We featured Amazon two weeks ago and wrote that their cost cutting measures were largely performative because Wall Street was concerned about Amazon’s growth rate. Events last Thursday played out as we projected. Revenue growth at the AWS cloud unit was 11%, down from 16% the previous quarter, and the lowest for that unit in its eight year history.

Amazon beat overall expectations and saw profit increase 50% over what analysts expected. Ecommerce sales and the advertising division both beat estimates, but Amazon stock got hit as soon as the AWS numbers came out.

This Statista chart does a great job showing the importance of AWS to Amazon’s future.

Protip —  Hide Your Location Data

You can stop your phone from being a blabbermouth by following these step-by-step instructions to change your Apple Maps and Android settings.  
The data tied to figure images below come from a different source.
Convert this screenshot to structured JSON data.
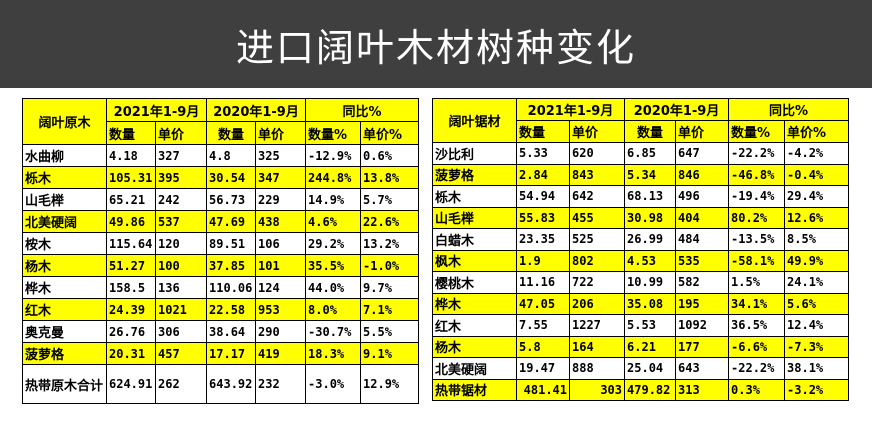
{
  "title": "进口阔叶木材树种变化",
  "colors": {
    "highlight": "#ffff00",
    "title_bg": "#3f3f3f"
  },
  "logs": {
    "header": {
      "category": "阔叶原木",
      "period1": "2021年1-9月",
      "period2": "2020年1-9月",
      "yoy": "同比%",
      "qty": "数量",
      "price": "单价",
      "qty_pct": "数量%",
      "price_pct": "单价%"
    },
    "rows": [
      [
        "水曲柳",
        "4.18",
        "327",
        "4.8",
        "325",
        "-12.9%",
        "0.6%"
      ],
      [
        "栎木",
        "105.31",
        "395",
        "30.54",
        "347",
        "244.8%",
        "13.8%"
      ],
      [
        "山毛榉",
        "65.21",
        "242",
        "56.73",
        "229",
        "14.9%",
        "5.7%"
      ],
      [
        "北美硬阔",
        "49.86",
        "537",
        "47.69",
        "438",
        "4.6%",
        "22.6%"
      ],
      [
        "桉木",
        "115.64",
        "120",
        "89.51",
        "106",
        "29.2%",
        "13.2%"
      ],
      [
        "杨木",
        "51.27",
        "100",
        "37.85",
        "101",
        "35.5%",
        "-1.0%"
      ],
      [
        "桦木",
        "158.5",
        "136",
        "110.06",
        "124",
        "44.0%",
        "9.7%"
      ],
      [
        "红木",
        "24.39",
        "1021",
        "22.58",
        "953",
        "8.0%",
        "7.1%"
      ],
      [
        "奥克曼",
        "26.76",
        "306",
        "38.64",
        "290",
        "-30.7%",
        "5.5%"
      ],
      [
        "菠萝格",
        "20.31",
        "457",
        "17.17",
        "419",
        "18.3%",
        "9.1%"
      ],
      [
        "热带原木合计",
        "624.91",
        "262",
        "643.92",
        "232",
        "-3.0%",
        "12.9%"
      ]
    ]
  },
  "lumber": {
    "header": {
      "category": "阔叶锯材",
      "period1": "2021年1-9月",
      "period2": "2020年1-9月",
      "yoy": "同比%",
      "qty": "数量",
      "price": "单价",
      "qty_pct": "数量%",
      "price_pct": "单价%"
    },
    "rows": [
      [
        "沙比利",
        "5.33",
        "620",
        "6.85",
        "647",
        "-22.2%",
        "-4.2%"
      ],
      [
        "菠萝格",
        "2.84",
        "843",
        "5.34",
        "846",
        "-46.8%",
        "-0.4%"
      ],
      [
        "栎木",
        "54.94",
        "642",
        "68.13",
        "496",
        "-19.4%",
        "29.4%"
      ],
      [
        "山毛榉",
        "55.83",
        "455",
        "30.98",
        "404",
        "80.2%",
        "12.6%"
      ],
      [
        "白蜡木",
        "23.35",
        "525",
        "26.99",
        "484",
        "-13.5%",
        "8.5%"
      ],
      [
        "枫木",
        "1.9",
        "802",
        "4.53",
        "535",
        "-58.1%",
        "49.9%"
      ],
      [
        "樱桃木",
        "11.16",
        "722",
        "10.99",
        "582",
        "1.5%",
        "24.1%"
      ],
      [
        "桦木",
        "47.05",
        "206",
        "35.08",
        "195",
        "34.1%",
        "5.6%"
      ],
      [
        "红木",
        "7.55",
        "1227",
        "5.53",
        "1092",
        "36.5%",
        "12.4%"
      ],
      [
        "杨木",
        "5.8",
        "164",
        "6.21",
        "177",
        "-6.6%",
        "-7.3%"
      ],
      [
        "北美硬阔",
        "19.47",
        "888",
        "25.04",
        "643",
        "-22.2%",
        "38.1%"
      ],
      [
        "热带锯材",
        "481.41",
        "303",
        "479.82",
        "313",
        "0.3%",
        "-3.2%"
      ]
    ]
  }
}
Screening Room —  Calm Mindfulness App

Science Fiction World — ChatGPT & Google Play Their Own Sims

Using ChatGPT’s models and Google engineers, researchers created an online Sims-like environment where generative AI controlled 25 player characters. Those characters could interact with each other as well as human players. Those AI characters did things like independently planning parties while inviting others to join and other “believable plans, reactions, and thoughts…”

Coffee Break — A New (Short) Daily Game

Where in the USA Is This is from The Pudding, some of the best data visualization people online. They’ve created a game that gives you up to 5 guesses to choose the site of images harvested from Google Maps’ Street View. The maps are usually stripped of street signs and building names, but you can use other visual clues to guess the location. After each guess you’re told how close you are, but not the direction. It’s a lot of fun.